Conduent Confirms Data Breach Affecting Over 10 Million People
Conduent, a major business process outsourcing company, has confirmed a massive cyberattack that compromised personal details of more than ten million individuals. The breach began in October 2024 but was only discovered in January 2025 after multiple state agencies identified unusual system disruptions.
Timeline and Discovery
Investigators revealed that cybercriminals maintained unauthorized access to Conduent’s systems for nearly three months. The breach came to light when agencies, including the Wisconsin Child Support Trust Fund, noticed irregular activity and reported it to the company.
Compromised Information
The stolen data included full names, Social Security numbers, dates of birth, medical records, and health insurance information.
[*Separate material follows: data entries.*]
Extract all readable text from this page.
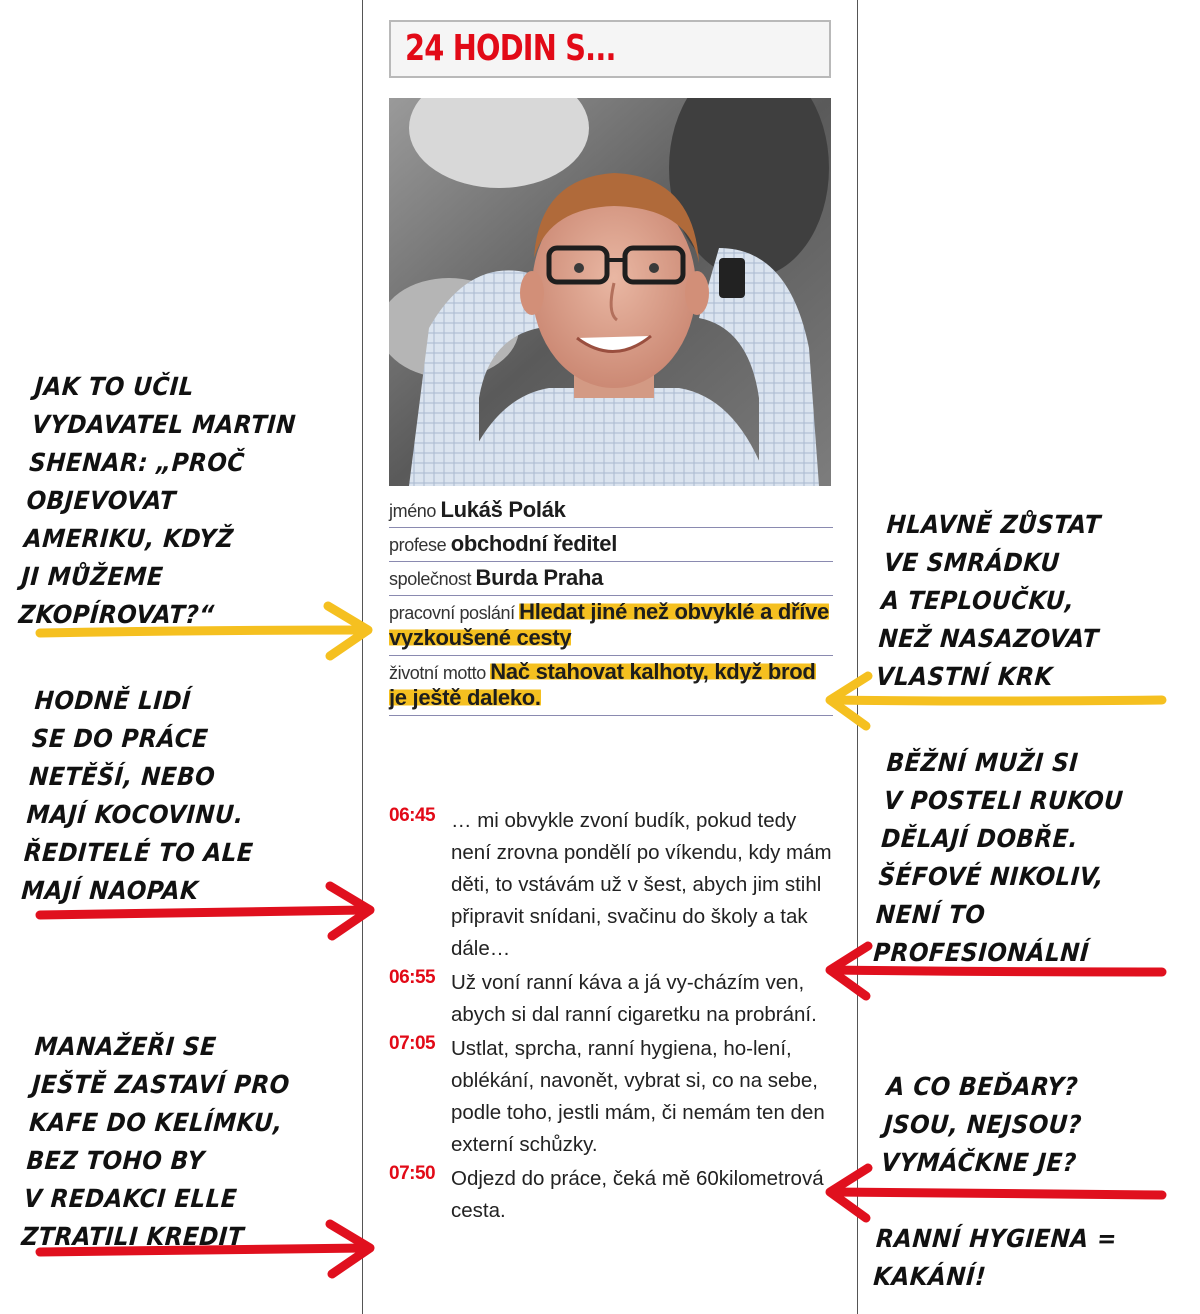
24 HODIN S...
jméno Lukáš Polák
profese obchodní ředitel
společnost Burda Praha
pracovní poslání Hledat jiné než obvyklé a dříve vyzkoušené cesty
životní motto Nač stahovat kalhoty, když brod je ještě daleko.
06:45 … mi obvykle zvoní budík, pokud tedy není zrovna pondělí po víkendu, kdy mám děti, to vstávám už v šest, abych jim stihl připravit snídani, svačinu do školy a tak dále…
06:55 Už voní ranní káva a já vy-cházím ven, abych si dal ranní cigaretku na probrání.
07:05 Ustlat, sprcha, ranní hygiena, ho-lení, oblékání, navonět, vybrat si, co na sebe, podle toho, jestli mám, či nemám ten den externí schůzky.
07:50 Odjezd do práce, čeká mě 60kilometrová cesta.
JAK TO UČIL
VYDAVATEL MARTIN
SHENAR: „PROČ
OBJEVOVAT
AMERIKU, KDYŽ
JI MŮŽEME
ZKOPÍROVAT?“
HODNĚ LIDÍ
SE DO PRÁCE
NETĚŠÍ, NEBO
MAJÍ KOCOVINU.
ŘEDITELÉ TO ALE
MAJÍ NAOPAK
MANAŽEŘI SE
JEŠTĚ ZASTAVÍ PRO
KAFE DO KELÍMKU,
BEZ TOHO BY
V REDAKCI ELLE
ZTRATILI KREDIT
HLAVNĚ ZŮSTAT
VE SMRÁDKU
A TEPLOUČKU,
NEŽ NASAZOVAT
VLASTNÍ KRK
BĚŽNÍ MUŽI SI
V POSTELI RUKOU
DĚLAJÍ DOBŘE.
ŠÉFOVÉ NIKOLIV,
NENÍ TO
PROFESIONÁLNÍ
A CO BEĎARY?
JSOU, NEJSOU?
VYMÁČKNE JE?

RANNÍ HYGIENA =
KAKÁNÍ!
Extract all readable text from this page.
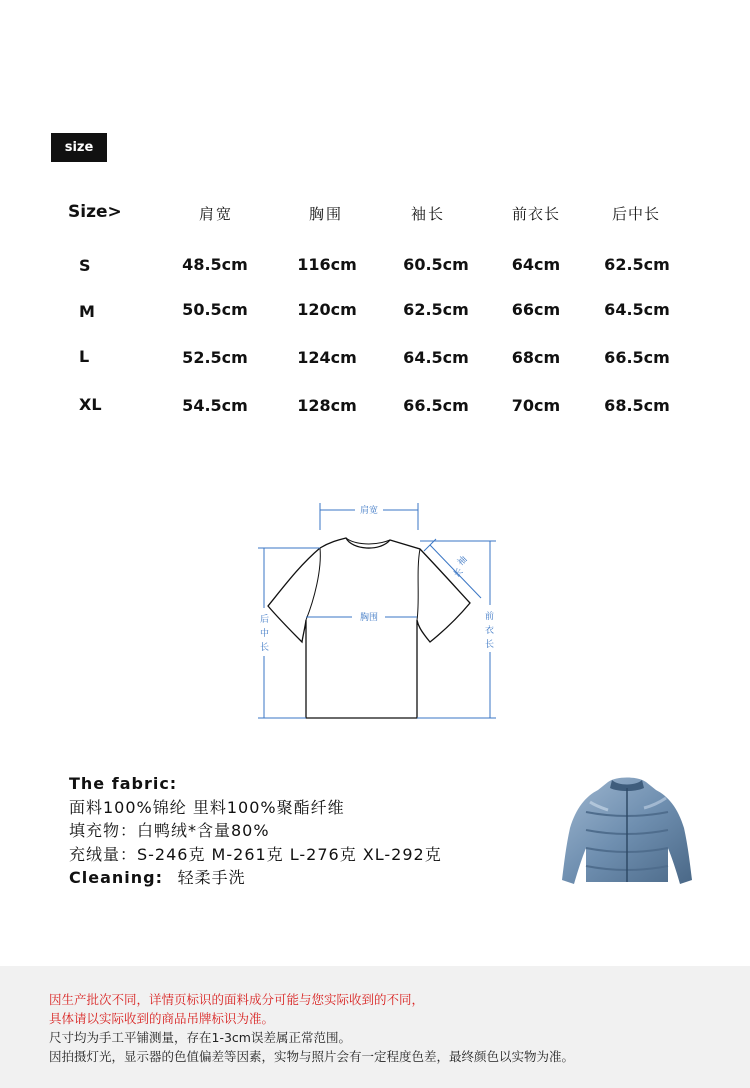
size
Size>	肩宽	胸围	袖长	前衣长	后中长
S	48.5cm	116cm	60.5cm	64cm	62.5cm
M	50.5cm	120cm	62.5cm	66cm	64.5cm
L	52.5cm	124cm	64.5cm	68cm	66.5cm
XL	54.5cm	128cm	66.5cm	70cm	68.5cm
肩宽
胸围
袖
长
后
中
长
前
衣
长
The fabric:
面料100%锦纶 里料100%聚酯纤维
填充物：白鸭绒*含量80%
充绒量：S-246克 M-261克 L-276克 XL-292克
Cleaning: 轻柔手洗
因生产批次不同，详情页标识的面料成分可能与您实际收到的不同，
具体请以实际收到的商品吊牌标识为准。
尺寸均为手工平铺测量，存在1-3cm误差属正常范围。
因拍摄灯光，显示器的色值偏差等因素，实物与照片会有一定程度色差，最终颜色以实物为准。
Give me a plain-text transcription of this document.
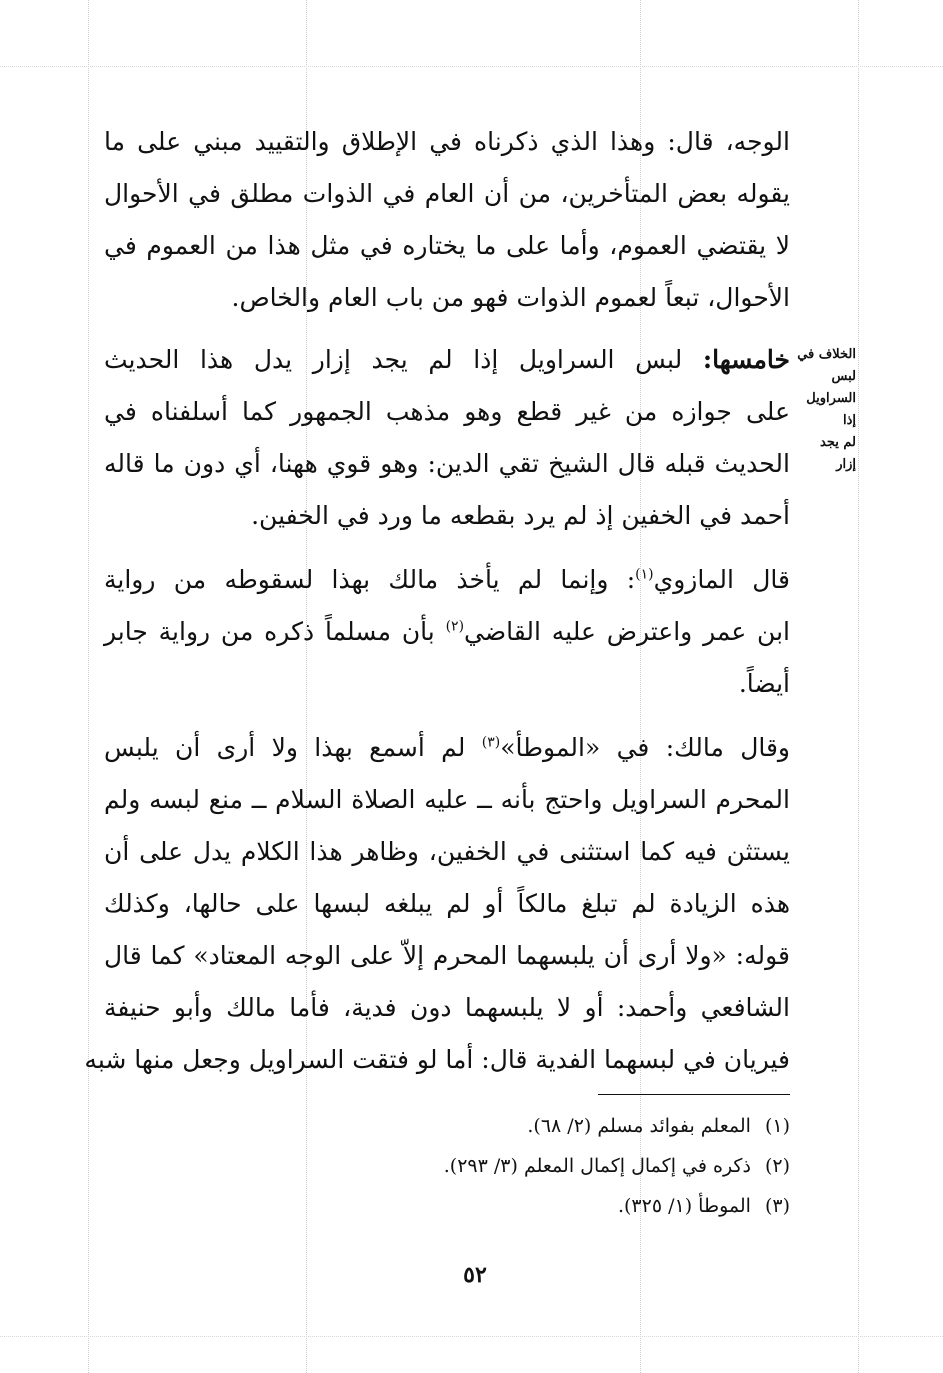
الوجه، قال: وهذا الذي ذكرناه في الإطلاق والتقييد مبني على ما
يقوله بعض المتأخرين، من أن العام في الذوات مطلق في الأحوال
لا يقتضي العموم، وأما على ما يختاره في مثل هذا من العموم في
الأحوال، تبعاً لعموم الذوات فهو من باب العام والخاص.
الخلاف في لبس
السراويل إذا
لم يجد إزار
خامسها: لبس السراويل إذا لم يجد إزار يدل هذا الحديث
على جوازه من غير قطع وهو مذهب الجمهور كما أسلفناه في
الحديث قبله قال الشيخ تقي الدين: وهو قوي ههنا، أي دون ما قاله
أحمد في الخفين إذ لم يرد بقطعه ما ورد في الخفين.
قال المازوي$^{(١)}$: وإنما لم يأخذ مالك بهذا لسقوطه من رواية
ابن عمر واعترض عليه القاضي$^{(٢)}$ بأن مسلماً ذكره من رواية جابر
أيضاً.
وقال مالك: في «الموطأ»$^{(٣)}$ لم أسمع بهذا ولا أرى أن يلبس
المحرم السراويل واحتج بأنه ــ عليه الصلاة السلام ــ منع لبسه ولم
يستثن فيه كما استثنى في الخفين، وظاهر هذا الكلام يدل على أن
هذه الزيادة لم تبلغ مالكاً أو لم يبلغه لبسها على حالها، وكذلك
قوله: «ولا أرى أن يلبسهما المحرم إلاّ على الوجه المعتاد» كما قال
الشافعي وأحمد: أو لا يلبسهما دون فدية، فأما مالك وأبو حنيفة
فيريان في لبسهما الفدية قال: أما لو فتقت السراويل وجعل منها شبه
(١)المعلم بفوائد مسلم (٢/ ٦٨).
(٢)ذكره في إكمال إكمال المعلم (٣/ ٢٩٣).
(٣)الموطأ (١/ ٣٢٥).
٥٢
Conduent stated that although it found no verified evidence of misuse, the possibility of identity theft and financial fraud remains a concern.
Financial and Legal Impact
The company has already spent around 25 million U.S. dollars managing the incident, covering response operations, security reinforcement, and public notifications. It continues to face legal risks and potential damage to its reputation.
Attacker Identification
In February 2025, the SafePay group claimed responsibility for the intrusion, asserting that it exfiltrated 8.5 terabytes of information and threatened to release or sell the data unless its conditions were fulfilled.
Affected Clients
- Blue Cross Blue Shield of Montana
- Blue Cross Blue Shield of Texas
- Several state and healthcare agencies
Author’s Summary
The Conduent breach exposed sensitive personal and medical data of millions, underscoring the ongoing vulnerability of major outsourcing and healthcare systems to sophisticated ransomware attacks.